Here are two ideas that may help you.

1) You can efficiently scan rows in any table using the following approach. Consider a table with PRIMARY KEY (pk, sk, tk). Let's use a fetch size of 1000, but you can try other values.

First query (Q1):

select whatever_columns from allocated limit 1000;

Process these and then record the value of the three columns that form the primary key. Let's say these values are pk_val, sk_val, and tk_val. Here is your next query (Q2):

select whatever_columns from allocated where token(pk) = token(pk_val) and sk = sk_val and tk > tk_val limit 1000;

The above query will look for records for the same pk and sk, but for the next values of tk. Keep repeating as long as you keep getting 1000 records. When get anything less, you ignore the tk, and do greater on sk. Here is the query (Q3):

select whatever_columns from allocated where token(pk) = token(pk_val) and sk > sk_val limit 1000;

Again, keep doing this as long as you get 1000 rows. Once you are done, you run the following query (Q4):

select whatever_columns from allocated where token(pk) > token(pk_val) limit 1000;

Now, you again use the pk_val, sk_val, tk_val from the last record, and run Q2 with these values, then Q3, then Q4.....
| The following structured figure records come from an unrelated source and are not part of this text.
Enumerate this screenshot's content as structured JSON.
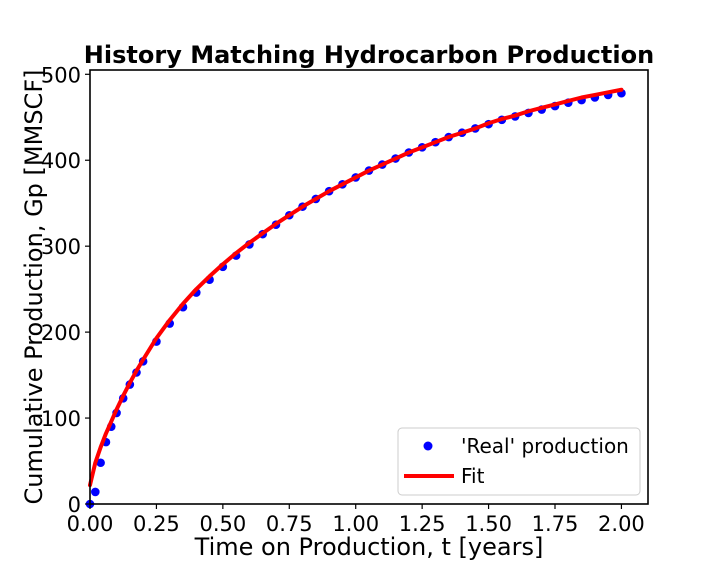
{
  "chart_data": {
    "type": "scatter",
    "title": "History Matching Hydrocarbon Production",
    "xlabel": "Time on Production, t [years]",
    "ylabel": "Cumulative Production, Gp [MMSCF]",
    "xlim": [
      0,
      2.1
    ],
    "ylim": [
      0,
      505
    ],
    "xticks": [
      "0.00",
      "0.25",
      "0.50",
      "0.75",
      "1.00",
      "1.25",
      "1.50",
      "1.75",
      "2.00"
    ],
    "yticks": [
      "0",
      "100",
      "200",
      "300",
      "400",
      "500"
    ],
    "grid": false,
    "legend_position": "lower-right",
    "series": [
      {
        "name": "'Real' production",
        "kind": "points",
        "color": "#0000ff",
        "x": [
          0.0,
          0.02,
          0.04,
          0.06,
          0.08,
          0.1,
          0.125,
          0.15,
          0.175,
          0.2,
          0.25,
          0.3,
          0.35,
          0.4,
          0.45,
          0.5,
          0.55,
          0.6,
          0.65,
          0.7,
          0.75,
          0.8,
          0.85,
          0.9,
          0.95,
          1.0,
          1.05,
          1.1,
          1.15,
          1.2,
          1.25,
          1.3,
          1.35,
          1.4,
          1.45,
          1.5,
          1.55,
          1.6,
          1.65,
          1.7,
          1.75,
          1.8,
          1.85,
          1.9,
          1.95,
          2.0
        ],
        "y": [
          0,
          14,
          48,
          72,
          90,
          106,
          123,
          139,
          153,
          166,
          189,
          210,
          229,
          246,
          261,
          276,
          289,
          302,
          314,
          325,
          336,
          346,
          355,
          364,
          372,
          380,
          388,
          395,
          402,
          409,
          415,
          421,
          427,
          432,
          437,
          442,
          447,
          451,
          455,
          459,
          463,
          467,
          470,
          473,
          476,
          478
        ]
      },
      {
        "name": "Fit",
        "kind": "line",
        "color": "#ff0000",
        "x": [
          0.0,
          0.01,
          0.02,
          0.04,
          0.06,
          0.08,
          0.1,
          0.125,
          0.15,
          0.175,
          0.2,
          0.25,
          0.3,
          0.35,
          0.4,
          0.45,
          0.5,
          0.55,
          0.6,
          0.65,
          0.7,
          0.75,
          0.8,
          0.85,
          0.9,
          0.95,
          1.0,
          1.05,
          1.1,
          1.15,
          1.2,
          1.25,
          1.3,
          1.35,
          1.4,
          1.45,
          1.5,
          1.55,
          1.6,
          1.65,
          1.7,
          1.75,
          1.8,
          1.85,
          1.9,
          1.95,
          2.0
        ],
        "y": [
          22,
          35,
          48,
          66,
          82,
          96,
          110,
          126,
          141,
          155,
          168,
          193,
          214,
          233,
          250,
          265,
          279,
          292,
          304,
          315,
          326,
          336,
          346,
          355,
          364,
          372,
          380,
          388,
          395,
          402,
          409,
          415,
          421,
          427,
          432,
          437,
          443,
          448,
          452,
          457,
          461,
          465,
          469,
          473,
          476,
          479,
          482
        ]
      }
    ]
  }
}
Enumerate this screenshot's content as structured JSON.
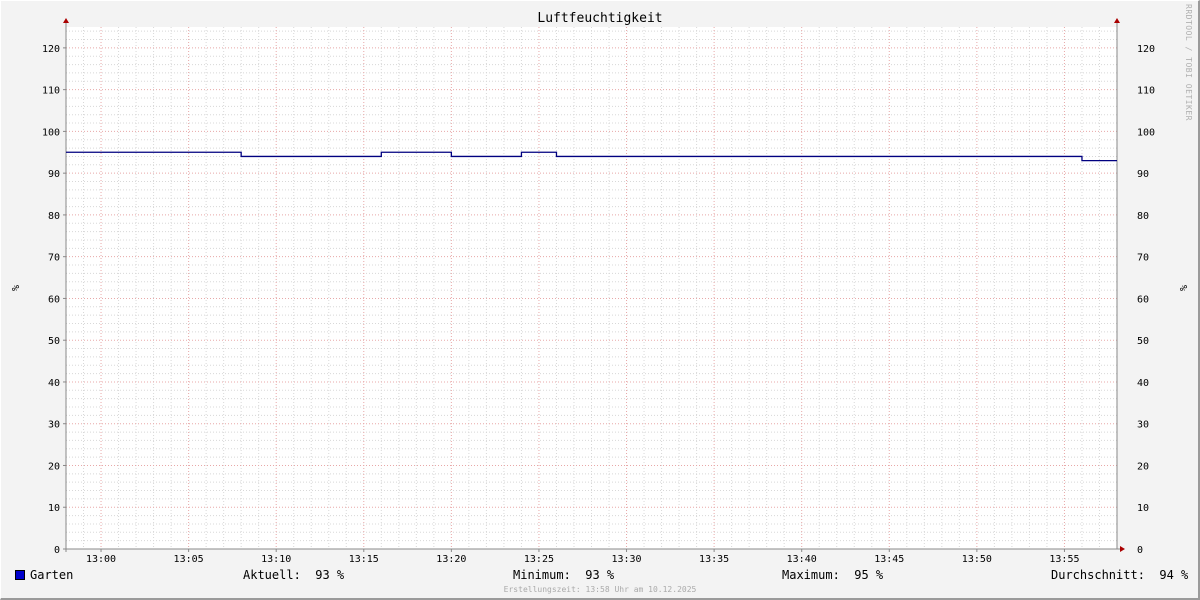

You are done when Q4 returns less than 1000.

2) I am assuming that 'report_name, view_name, col_name and row_name' are not unique and that's why you maintain a hashmap to keep track of the total amount whenever you see the same combination again. Here is something that may work better. Create a table in cassandra where key is a combination of these four values (maybe delimited). If there were three, you could have simply used a composite key for those three. Now, you also need a column called amounts which is a list. As you are scanning the allocate table (using the approach above), for each row, you do the following:

update amounts_table set amounts = amounts + whatever_amount where my_primary_key = four_col_values_delimited;

Once you are done, you can scan this table and compute the sum of the list for each row you see and dump it wherever you want. Note that since there is only one key, you can scan using only token(primary_key) > token(last_value_of_primary_key).

Sorry if my description is confusing. Please let me know if this helps.